A regra é válida em todo o território nacional e recentemente foi alvo de uma nova legislação no Estado de São Paulo. Mas atenção: esse entendimento só se aplica se o estabelecimento em questão aceita cartões, o que não é uma obrigatoriedade.

Cliente negocia valor de compra

Se o estabelecimento aceita cartões, não pode impor valor mínimo de compra. Foto: iStock, Getty Images

As lojas não têm a obrigação de aceitar outra forma de pagamento além de dinheiro em espécie. O alerta é do Instituto Brasileiro de Defesa do Consumidor (Idec). A entidade complementa que “uma vez que se dispõe a receber cheque ou cartão de crédito, o estabelecimento não pode criar restrições à sua utilização”.

É aí que entra a proibição a limites no valor de compra. “A loja não pode, por exemplo, exigir valor de compra mínimo para pagamento com cartão de débito ou de crédito, nem fixar preços diferentes conforme o meio de pagamento (cheque, cartão ou dinheiro)”.

Há exceções, e elas se referem a casos de cheque administrativo ou de terceiros. Nessas situações, o lojista pode se recusar a receber esses tipos de pagamentos com respaldo do Código do Consumidor.

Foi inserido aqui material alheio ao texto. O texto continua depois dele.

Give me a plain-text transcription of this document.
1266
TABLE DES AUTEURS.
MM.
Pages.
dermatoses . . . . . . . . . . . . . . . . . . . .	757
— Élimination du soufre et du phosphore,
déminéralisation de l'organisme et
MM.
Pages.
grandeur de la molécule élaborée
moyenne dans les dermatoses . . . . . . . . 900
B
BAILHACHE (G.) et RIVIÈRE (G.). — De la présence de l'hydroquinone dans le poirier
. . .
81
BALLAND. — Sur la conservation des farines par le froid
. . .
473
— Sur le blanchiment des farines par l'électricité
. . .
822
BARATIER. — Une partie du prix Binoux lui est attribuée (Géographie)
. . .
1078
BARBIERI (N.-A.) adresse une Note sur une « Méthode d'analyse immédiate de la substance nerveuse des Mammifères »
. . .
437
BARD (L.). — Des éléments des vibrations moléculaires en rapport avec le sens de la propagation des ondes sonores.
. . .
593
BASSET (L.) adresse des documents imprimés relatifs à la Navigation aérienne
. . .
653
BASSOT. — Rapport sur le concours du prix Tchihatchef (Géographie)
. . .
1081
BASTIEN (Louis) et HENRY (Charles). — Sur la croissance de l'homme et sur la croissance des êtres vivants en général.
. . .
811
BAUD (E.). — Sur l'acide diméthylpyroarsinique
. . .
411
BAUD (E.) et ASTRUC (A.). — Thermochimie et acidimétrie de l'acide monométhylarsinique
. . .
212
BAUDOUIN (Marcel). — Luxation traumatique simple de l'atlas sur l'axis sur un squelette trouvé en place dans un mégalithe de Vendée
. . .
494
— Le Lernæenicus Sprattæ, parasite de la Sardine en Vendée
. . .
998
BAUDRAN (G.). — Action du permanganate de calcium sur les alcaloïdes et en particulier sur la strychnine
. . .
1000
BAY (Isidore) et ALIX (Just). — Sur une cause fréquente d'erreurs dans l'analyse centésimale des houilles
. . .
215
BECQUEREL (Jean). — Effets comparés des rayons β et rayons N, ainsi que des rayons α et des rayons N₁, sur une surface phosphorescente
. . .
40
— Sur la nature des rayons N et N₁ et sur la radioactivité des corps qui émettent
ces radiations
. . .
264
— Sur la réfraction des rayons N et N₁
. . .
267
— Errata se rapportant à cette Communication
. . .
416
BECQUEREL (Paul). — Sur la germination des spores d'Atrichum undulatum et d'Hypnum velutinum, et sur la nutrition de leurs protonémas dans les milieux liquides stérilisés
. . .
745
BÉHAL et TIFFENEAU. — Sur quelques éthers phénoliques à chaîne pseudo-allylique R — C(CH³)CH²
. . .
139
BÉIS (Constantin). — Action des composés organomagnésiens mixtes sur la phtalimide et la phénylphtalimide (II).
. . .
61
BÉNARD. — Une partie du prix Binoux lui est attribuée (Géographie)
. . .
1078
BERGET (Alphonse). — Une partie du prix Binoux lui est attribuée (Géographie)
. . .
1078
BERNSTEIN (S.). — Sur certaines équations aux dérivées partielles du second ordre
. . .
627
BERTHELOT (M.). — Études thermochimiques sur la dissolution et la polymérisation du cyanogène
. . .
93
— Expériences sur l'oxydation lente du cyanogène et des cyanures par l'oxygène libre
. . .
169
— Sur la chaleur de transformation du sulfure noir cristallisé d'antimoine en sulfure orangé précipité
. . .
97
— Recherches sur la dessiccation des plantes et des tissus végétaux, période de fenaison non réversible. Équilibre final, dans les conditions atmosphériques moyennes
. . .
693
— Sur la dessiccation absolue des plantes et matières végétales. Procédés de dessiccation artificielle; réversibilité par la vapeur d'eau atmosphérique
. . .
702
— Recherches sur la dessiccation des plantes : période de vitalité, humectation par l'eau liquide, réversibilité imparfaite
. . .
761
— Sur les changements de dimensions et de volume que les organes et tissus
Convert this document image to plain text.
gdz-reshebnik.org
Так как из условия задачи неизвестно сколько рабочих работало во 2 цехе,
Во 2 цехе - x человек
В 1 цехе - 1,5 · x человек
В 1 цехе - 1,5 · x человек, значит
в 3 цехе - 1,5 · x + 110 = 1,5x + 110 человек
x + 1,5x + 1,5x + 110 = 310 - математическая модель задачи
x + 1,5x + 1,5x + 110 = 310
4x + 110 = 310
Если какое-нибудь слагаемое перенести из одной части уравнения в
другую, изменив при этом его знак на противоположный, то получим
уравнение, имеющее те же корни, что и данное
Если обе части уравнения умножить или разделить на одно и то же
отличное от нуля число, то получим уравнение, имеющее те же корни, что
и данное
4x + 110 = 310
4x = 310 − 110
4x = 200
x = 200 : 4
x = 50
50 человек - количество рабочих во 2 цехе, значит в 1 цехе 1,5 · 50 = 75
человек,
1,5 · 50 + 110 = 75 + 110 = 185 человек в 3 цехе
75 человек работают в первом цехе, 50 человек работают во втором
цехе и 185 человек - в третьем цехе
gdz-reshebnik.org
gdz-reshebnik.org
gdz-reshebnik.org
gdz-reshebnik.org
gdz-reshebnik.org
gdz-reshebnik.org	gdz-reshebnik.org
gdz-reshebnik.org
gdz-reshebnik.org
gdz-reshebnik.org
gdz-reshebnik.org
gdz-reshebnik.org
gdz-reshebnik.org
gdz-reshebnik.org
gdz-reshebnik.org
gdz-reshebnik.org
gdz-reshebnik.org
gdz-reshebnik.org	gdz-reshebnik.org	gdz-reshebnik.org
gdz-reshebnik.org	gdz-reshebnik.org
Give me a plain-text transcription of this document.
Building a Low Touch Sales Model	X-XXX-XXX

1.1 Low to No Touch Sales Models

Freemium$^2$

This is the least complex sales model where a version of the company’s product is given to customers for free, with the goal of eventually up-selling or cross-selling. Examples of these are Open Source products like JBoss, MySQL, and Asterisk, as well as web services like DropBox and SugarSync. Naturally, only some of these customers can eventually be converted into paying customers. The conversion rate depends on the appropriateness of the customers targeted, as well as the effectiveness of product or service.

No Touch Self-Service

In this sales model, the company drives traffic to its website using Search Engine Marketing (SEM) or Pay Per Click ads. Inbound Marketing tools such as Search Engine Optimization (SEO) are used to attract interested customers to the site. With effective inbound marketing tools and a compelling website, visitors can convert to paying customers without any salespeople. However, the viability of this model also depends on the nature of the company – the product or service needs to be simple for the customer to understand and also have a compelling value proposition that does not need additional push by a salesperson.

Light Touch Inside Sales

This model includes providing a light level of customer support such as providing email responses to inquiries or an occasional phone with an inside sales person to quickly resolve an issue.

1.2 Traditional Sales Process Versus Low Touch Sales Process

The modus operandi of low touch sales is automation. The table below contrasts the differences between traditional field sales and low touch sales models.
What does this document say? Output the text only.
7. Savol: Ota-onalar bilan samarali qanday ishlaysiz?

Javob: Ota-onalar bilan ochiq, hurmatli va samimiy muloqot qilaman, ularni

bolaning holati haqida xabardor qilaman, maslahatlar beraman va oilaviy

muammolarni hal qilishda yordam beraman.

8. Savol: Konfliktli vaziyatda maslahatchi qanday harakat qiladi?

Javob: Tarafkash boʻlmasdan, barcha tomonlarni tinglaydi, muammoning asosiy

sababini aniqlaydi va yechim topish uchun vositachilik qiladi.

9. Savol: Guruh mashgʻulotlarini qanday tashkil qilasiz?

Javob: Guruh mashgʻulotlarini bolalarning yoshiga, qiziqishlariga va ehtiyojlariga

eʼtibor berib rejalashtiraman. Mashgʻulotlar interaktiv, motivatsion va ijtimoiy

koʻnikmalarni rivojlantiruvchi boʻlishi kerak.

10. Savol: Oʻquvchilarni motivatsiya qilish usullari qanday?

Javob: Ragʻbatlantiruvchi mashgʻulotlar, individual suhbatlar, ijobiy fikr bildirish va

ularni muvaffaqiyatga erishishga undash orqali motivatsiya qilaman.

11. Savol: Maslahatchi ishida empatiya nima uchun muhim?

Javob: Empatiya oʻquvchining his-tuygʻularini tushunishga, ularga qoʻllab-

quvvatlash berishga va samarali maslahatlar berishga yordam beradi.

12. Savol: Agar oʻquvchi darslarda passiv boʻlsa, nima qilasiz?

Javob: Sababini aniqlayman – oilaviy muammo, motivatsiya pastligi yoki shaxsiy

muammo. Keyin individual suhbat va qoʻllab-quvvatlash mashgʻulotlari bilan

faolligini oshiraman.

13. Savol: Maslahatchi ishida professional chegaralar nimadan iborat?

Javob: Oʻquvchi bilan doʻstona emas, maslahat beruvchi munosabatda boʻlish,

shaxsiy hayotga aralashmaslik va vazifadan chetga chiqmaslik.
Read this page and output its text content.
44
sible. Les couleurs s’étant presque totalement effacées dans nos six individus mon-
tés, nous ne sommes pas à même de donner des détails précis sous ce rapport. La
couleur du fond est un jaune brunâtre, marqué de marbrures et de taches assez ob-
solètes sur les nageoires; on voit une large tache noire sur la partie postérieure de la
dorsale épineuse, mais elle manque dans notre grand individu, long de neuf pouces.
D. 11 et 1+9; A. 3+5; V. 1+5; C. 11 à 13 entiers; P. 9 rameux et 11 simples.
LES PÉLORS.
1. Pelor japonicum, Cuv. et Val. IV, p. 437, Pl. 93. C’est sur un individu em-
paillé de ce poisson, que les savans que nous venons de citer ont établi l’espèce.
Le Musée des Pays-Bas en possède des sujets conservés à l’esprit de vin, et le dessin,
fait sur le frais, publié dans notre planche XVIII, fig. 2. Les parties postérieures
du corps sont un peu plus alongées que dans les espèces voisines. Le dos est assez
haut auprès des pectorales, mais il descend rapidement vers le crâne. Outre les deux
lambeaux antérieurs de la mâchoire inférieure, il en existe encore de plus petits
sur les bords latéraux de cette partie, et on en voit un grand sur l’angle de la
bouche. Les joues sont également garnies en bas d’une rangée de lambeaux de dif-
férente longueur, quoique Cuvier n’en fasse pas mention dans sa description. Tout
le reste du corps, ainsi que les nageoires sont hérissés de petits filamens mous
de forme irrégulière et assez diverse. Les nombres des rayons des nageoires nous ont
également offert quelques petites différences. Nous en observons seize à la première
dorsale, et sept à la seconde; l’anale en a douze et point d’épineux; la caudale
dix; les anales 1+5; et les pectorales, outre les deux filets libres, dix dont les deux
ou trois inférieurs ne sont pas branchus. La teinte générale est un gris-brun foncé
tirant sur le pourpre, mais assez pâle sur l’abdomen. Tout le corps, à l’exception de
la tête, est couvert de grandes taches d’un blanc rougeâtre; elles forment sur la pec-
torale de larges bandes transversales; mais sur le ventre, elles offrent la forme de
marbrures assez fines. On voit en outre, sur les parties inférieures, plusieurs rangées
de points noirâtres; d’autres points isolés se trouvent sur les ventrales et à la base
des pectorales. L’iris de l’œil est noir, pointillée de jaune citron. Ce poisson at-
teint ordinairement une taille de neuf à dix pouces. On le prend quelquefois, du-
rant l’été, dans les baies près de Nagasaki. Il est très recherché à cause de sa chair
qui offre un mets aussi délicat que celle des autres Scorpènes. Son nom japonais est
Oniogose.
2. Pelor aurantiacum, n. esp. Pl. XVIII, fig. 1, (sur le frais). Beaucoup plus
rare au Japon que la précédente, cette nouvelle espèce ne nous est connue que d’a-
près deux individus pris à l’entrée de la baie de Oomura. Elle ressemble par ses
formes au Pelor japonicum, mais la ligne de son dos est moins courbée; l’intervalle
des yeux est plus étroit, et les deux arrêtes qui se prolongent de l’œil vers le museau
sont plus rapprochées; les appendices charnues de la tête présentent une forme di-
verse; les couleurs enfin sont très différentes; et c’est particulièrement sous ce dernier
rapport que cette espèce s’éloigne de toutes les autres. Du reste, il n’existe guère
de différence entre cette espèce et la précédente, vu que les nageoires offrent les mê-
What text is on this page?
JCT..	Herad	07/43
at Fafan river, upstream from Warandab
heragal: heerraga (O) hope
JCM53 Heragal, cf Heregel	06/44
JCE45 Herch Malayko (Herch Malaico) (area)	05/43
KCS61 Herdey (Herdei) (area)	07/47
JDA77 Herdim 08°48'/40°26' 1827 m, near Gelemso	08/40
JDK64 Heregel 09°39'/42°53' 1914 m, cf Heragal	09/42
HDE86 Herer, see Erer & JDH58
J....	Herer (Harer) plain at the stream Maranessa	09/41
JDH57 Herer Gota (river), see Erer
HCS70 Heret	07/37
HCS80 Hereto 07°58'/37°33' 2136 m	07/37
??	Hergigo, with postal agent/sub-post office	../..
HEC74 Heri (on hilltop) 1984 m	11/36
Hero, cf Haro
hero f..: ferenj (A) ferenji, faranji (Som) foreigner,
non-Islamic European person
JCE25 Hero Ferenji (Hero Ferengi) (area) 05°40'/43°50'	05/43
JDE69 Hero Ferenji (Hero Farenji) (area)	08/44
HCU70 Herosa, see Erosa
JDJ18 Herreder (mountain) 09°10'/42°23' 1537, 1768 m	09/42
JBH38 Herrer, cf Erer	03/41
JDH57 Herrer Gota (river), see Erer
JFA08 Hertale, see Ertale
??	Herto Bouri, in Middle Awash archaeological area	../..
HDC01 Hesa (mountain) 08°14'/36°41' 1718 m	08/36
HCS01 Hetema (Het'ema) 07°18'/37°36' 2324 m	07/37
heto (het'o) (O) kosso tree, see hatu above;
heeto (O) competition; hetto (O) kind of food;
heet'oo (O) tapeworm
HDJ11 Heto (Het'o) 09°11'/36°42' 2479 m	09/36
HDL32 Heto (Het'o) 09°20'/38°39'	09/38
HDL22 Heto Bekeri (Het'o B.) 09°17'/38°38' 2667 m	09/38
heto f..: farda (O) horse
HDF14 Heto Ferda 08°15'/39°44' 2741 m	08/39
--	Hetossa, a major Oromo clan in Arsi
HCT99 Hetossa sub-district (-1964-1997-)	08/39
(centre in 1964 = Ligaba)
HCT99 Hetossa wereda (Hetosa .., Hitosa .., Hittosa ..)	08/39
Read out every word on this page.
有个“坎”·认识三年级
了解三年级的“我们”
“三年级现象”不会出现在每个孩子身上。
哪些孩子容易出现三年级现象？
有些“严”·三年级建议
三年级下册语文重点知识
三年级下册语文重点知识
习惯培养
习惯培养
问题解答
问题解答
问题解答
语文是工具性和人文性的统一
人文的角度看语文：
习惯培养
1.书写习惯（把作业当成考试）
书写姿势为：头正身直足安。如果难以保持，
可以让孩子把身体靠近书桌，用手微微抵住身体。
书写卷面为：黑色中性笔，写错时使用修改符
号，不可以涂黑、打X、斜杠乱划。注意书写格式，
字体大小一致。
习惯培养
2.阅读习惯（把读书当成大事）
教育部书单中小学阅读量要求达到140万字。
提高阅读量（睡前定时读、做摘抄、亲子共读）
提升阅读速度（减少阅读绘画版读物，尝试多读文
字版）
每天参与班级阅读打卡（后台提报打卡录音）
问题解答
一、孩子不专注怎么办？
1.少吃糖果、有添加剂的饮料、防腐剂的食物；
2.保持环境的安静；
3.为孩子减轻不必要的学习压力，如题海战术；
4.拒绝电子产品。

A determinação do Idec quando ao valor e forma de pagamento é válida para o território nacional. Quem passa por um impasse desses em algum comércio deve denunciar o estabelecimento junto ao Procon da sua cidade.

Custos embutidos no valor de compra

Quando um vendedor ou lojista alega que o valor da compra é diferenciado para suprir os gastos de manutenção com as máquinas de cartões de crédito e débito, atente para esta informação divulgada pelo Idec.

Esses custos já são considerados no preço do produto ou serviço. Além disso, o consumidor financia o sistema com o pagamento das anuidades dos cartões. Portanto, exija o cumprimento da lei e exerça a sua cidadania.

Outra desculpa muito usada pelos comerciantes para justificar a prática ilegal é que o prazo que a administradora dos cartões impõe para repassar o valor da venda é longo. Mesmo se fosse verdade, esse é um aspecto que o empreendedor aceitou quando optou por colocar à disposição dos clientes a possibilidade de as compras serem feitas via cartões.

“Fixar um preço mais alto de quem paga com cartão de crédito fere o inciso V do artigo 39 do Código de Defesa do Consumidor, que classifica como prática abusiva exigir do consumidor vantagem manifestamente excessiva. A regra vale para todos os estabelecimentos, inclusive pequenos comércios”, esclarece o Idec.

Proibição expressa em São Paulo

Em janeiro, o governador do estado de São Paulo, Geraldo Alckmin, sancionou o projeto de lei que proíbe a prática de preço mínimo no pagamento com cartão de crédito ou débito em estabelecimentos comerciais. O valor de compra de um consumidor não poderá restringir a maneira que ele optar para pagar.

Quem não cumprir a legislação paulista corre o risco de ser multado ou até mesmo ter a atividade comercial suspensa pelo Procon. A medida atende ao Código de Defesa do Consumidor, nos artigos 56 a 60 (Lei n° 8.078), de 11 de setembro de 1990.

Qualquer cidadão pode denunciar a prática abusiva ao Procon. O órgão é o responsável pela aplicação da multa que pode variar de R$ 570 a R$ 8,5 milhões, segundo o governo estadual de São Paulo.